Friday, February 14, 2014

The Cold Front Polka


For all of you northerners who are suffering through dreadful winter storms and bone chilling cold, take heart in knowing that here in the central Bahamas, we are also affected by the cold fronts that are plowing across your terrain.  Here is a piece of Chris Parker’s weather synopsis from January 24, 2014:

TOMORROW...next LO marches thru SE Canada and presses narrowing RIDGE S-ward to 30N/65W-26N/77W-FLKeys, with N@0-10 across RIDGE in N Bahamas/SFL / surging WSW wind N of RIDGE (including extreme N
Bahamas/CrossingNroute) / FrontalTROF persists near T&C, maintaining
NE wind/squalls SE Bahamas / C Bahamas sees some moderation to NNE-NE

Canada...Ridge…Squalls….Surging Wind…Trof.  Stop it, Canada.  I don’t want any more marching winds from you.

It is not unusual to get 2 or 3 cold fronts a month from the north, or “Blows” as the locals call them, throughout the Bahamas.   (Cold used loosely here; temps drop to the high 70’s F) We take heed when it looks like one is coming, since it pushes out friendly easterly Trade winds, replacing them with strong west and north winds, who send their accompanying beefy bodyguard squalls in advance.   We have a great anchor and can tolerate quite rolly sea swells but we are all vulnerable to westerlies or northers because there are very few places we can tuck into in the Exumas.  Since this chain of islands runs from North East to Southwest with deep ocean on the east banks and the shallow Bahama Banks waters on the east, land formations offer very few bays or “holes” to hide in.  We have never felt unsafe, just uncomfortable with the movement the messy waters bring. Anchoring next to a small, low lying island that blocks the western winds and seas can help. 

Last week when forecasts said “storm of the season”, we decided to try an anchorage our sister PDQ boat Good Trade and new friend, Mario-from-Montreal on a nice Bavaria monohull, recommended.   It is a narrow channel tucked between Big Major and Little Major Spot Islands that block those kinds of winds.  Our “Location” link on the left side bar of this blog will show our SPOT for a few more days.  By the time we arrived 2 days before the system, 15 boats were anchored in the area and we were tightly packed in the small space, watching several more boats subsequently squeeze in.  It was a boat-ballet, albeit a less-than-pretty one, as boats wove through the anchorage, trying to find a space, anchoring, pulling up again because they weren’t happy with holding or space, moving back out to wider, more exposed spaces again or elbowing in again.

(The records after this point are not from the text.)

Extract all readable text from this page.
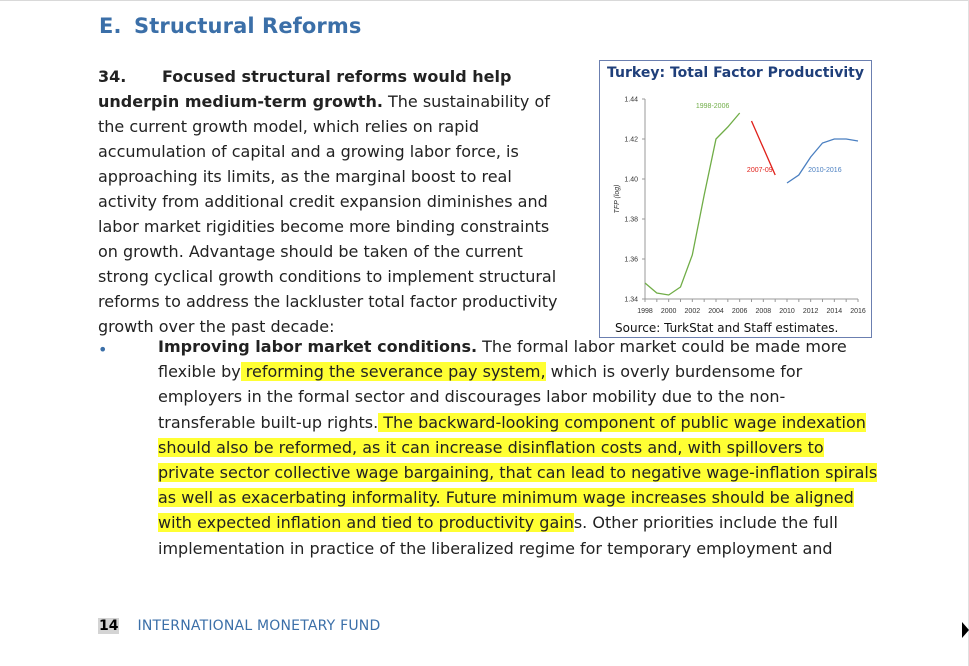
E. Structural Reforms

34. Focused structural reforms would help underpin medium-term growth. The sustainability of the current growth model, which relies on rapid accumulation of capital and a growing labor force, is approaching its limits, as the marginal boost to real activity from additional credit expansion diminishes and labor market rigidities become more binding constraints on growth. Advantage should be taken of the current strong cyclical growth conditions to implement structural reforms to address the lackluster total factor productivity growth over the past decade:

Turkey: Total Factor Productivity
1.34
1.36
1.38
1.40
1.42
1.44
1998 2000 2002 2004 2006 2008 2010 2012 2014 2016
TFP (log)
1998-2006
2007-09	2010-2016
Source: TurkStat and Staff estimates.
•	Improving labor market conditions. The formal labor market could be made more flexible by reforming the severance pay system, which is overly burdensome for employers in the formal sector and discourages labor mobility due to the non-transferable built-up rights. The backward-looking component of public wage indexation should also be reformed, as it can increase disinflation costs and, with spillovers to private sector collective wage bargaining, that can lead to negative wage-inflation spirals as well as exacerbating informality. Future minimum wage increases should be aligned with expected inflation and tied to productivity gains. Other priorities include the full implementation in practice of the liberalized regime for temporary employment and

14 INTERNATIONAL MONETARY FUND
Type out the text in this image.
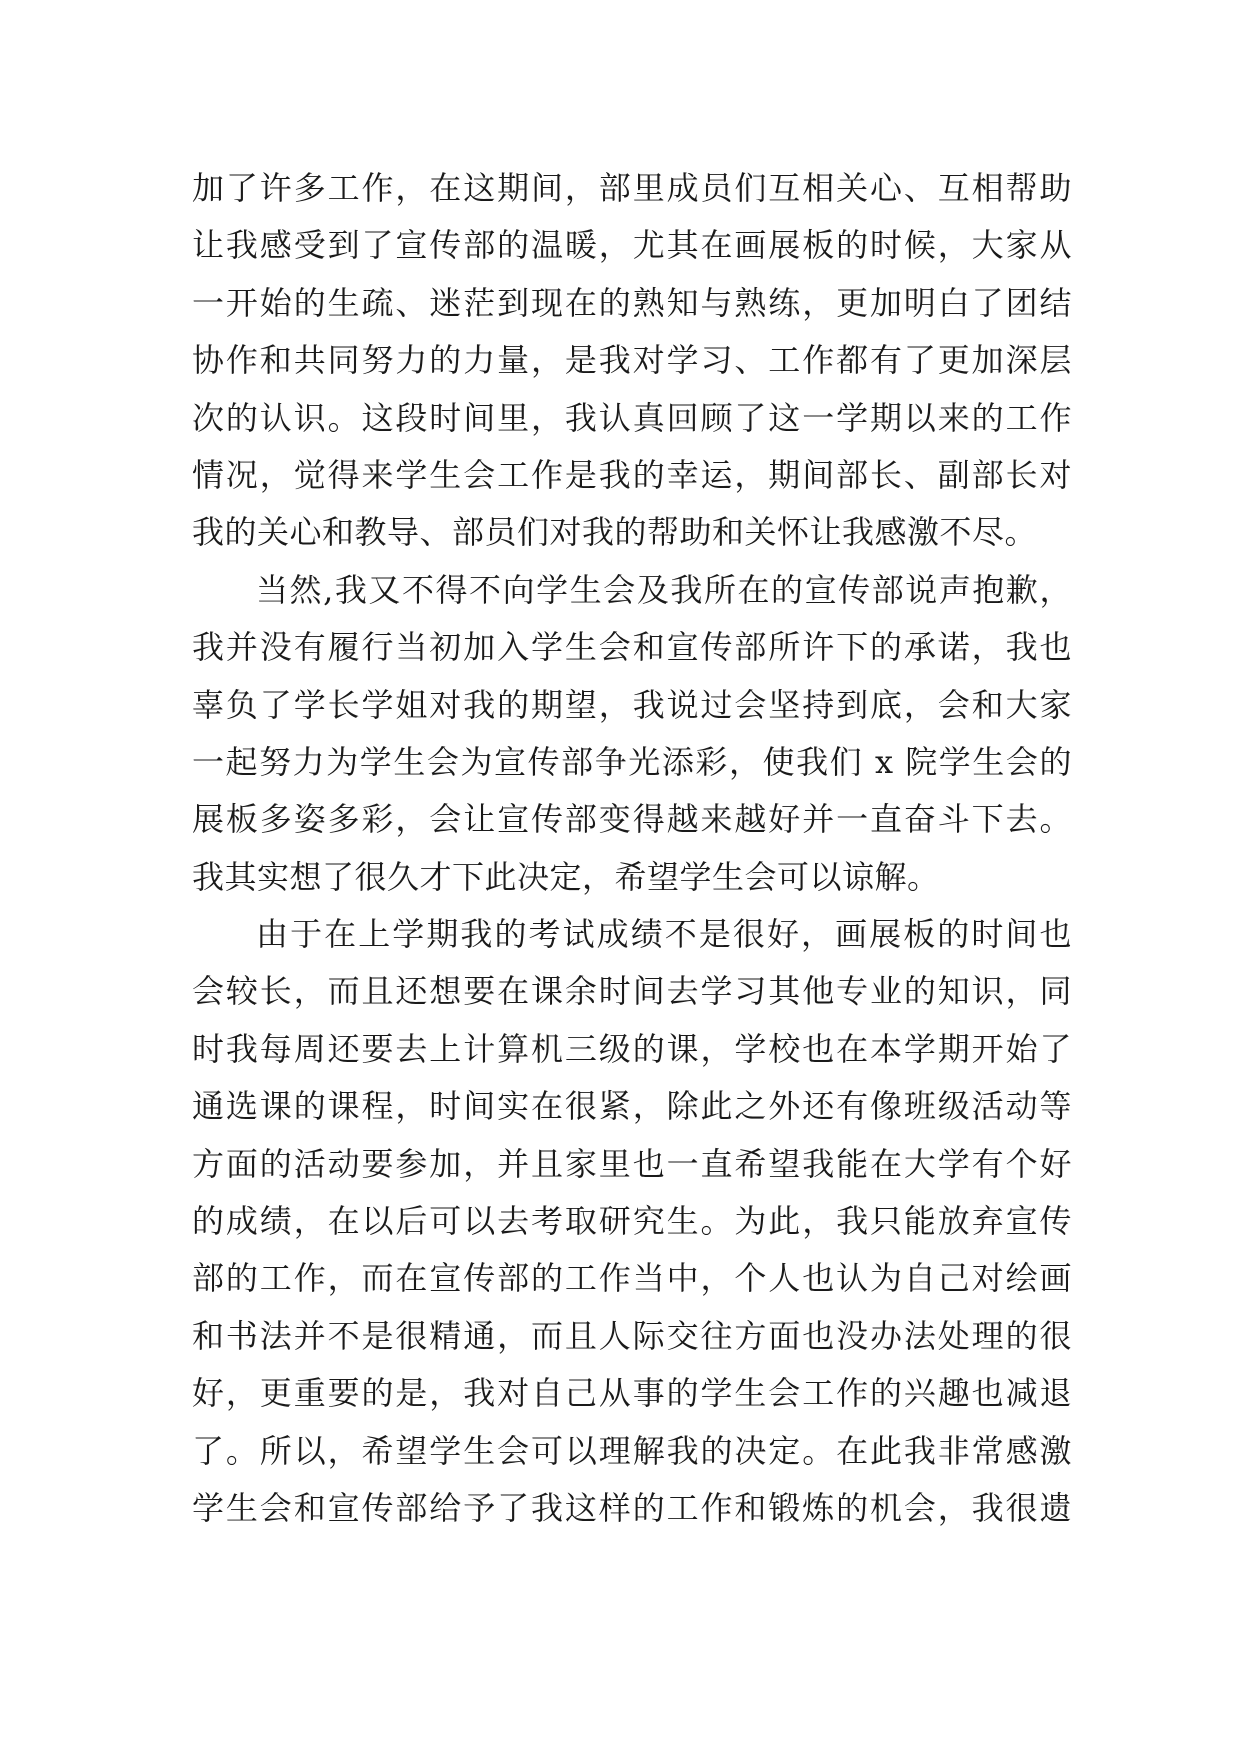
加了许多工作，在这期间，部里成员们互相关心、互相帮助
让我感受到了宣传部的温暖，尤其在画展板的时候，大家从
一开始的生疏、迷茫到现在的熟知与熟练，更加明白了团结
协作和共同努力的力量，是我对学习、工作都有了更加深层
次的认识。这段时间里，我认真回顾了这一学期以来的工作
情况，觉得来学生会工作是我的幸运，期间部长、副部长对
我的关心和教导、部员们对我的帮助和关怀让我感激不尽。
当然,我又不得不向学生会及我所在的宣传部说声抱歉，
我并没有履行当初加入学生会和宣传部所许下的承诺，我也
辜负了学长学姐对我的期望，我说过会坚持到底，会和大家
一起努力为学生会为宣传部争光添彩，使我们 x 院学生会的
展板多姿多彩，会让宣传部变得越来越好并一直奋斗下去。
我其实想了很久才下此决定，希望学生会可以谅解。
由于在上学期我的考试成绩不是很好，画展板的时间也
会较长，而且还想要在课余时间去学习其他专业的知识，同
时我每周还要去上计算机三级的课，学校也在本学期开始了
通选课的课程，时间实在很紧，除此之外还有像班级活动等
方面的活动要参加，并且家里也一直希望我能在大学有个好
的成绩，在以后可以去考取研究生。为此，我只能放弃宣传
部的工作，而在宣传部的工作当中，个人也认为自己对绘画
和书法并不是很精通，而且人际交往方面也没办法处理的很
好，更重要的是，我对自己从事的学生会工作的兴趣也减退
了。所以，希望学生会可以理解我的决定。在此我非常感激
学生会和宣传部给予了我这样的工作和锻炼的机会，我很遗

The first night of the front, Craig set his alarm to get up every 2 hours, primarily to make sure our anchor held as well as those of our neighbours.   Boats drifted around one another in improv pirouettes in the tug of war between the wind and the current.   Usually we all swing the same way but the wind/current stand off confuses everything, pushing boats to within feet of one another.  That night, we could see lights on most of the boats as we all watched the “squalls of up to 40 knots” circle all around us with lightening fireworks.  We were all ready for the big blows from the dramatic cumulonimbus cloud towers lit up by the full moon, but nothing came.  We watched all night as storm after storm flew by but not one stopped over us.  The next day, radio reports from neighbouring islands reported winds up to 60 knots, boats dragging, and very tired sailors.  Our little channel remained almost flat calm for no apparent reason.   Other than feeling like we were in high-density housing, we were glad we had lucked out with this Big Little Major Spot.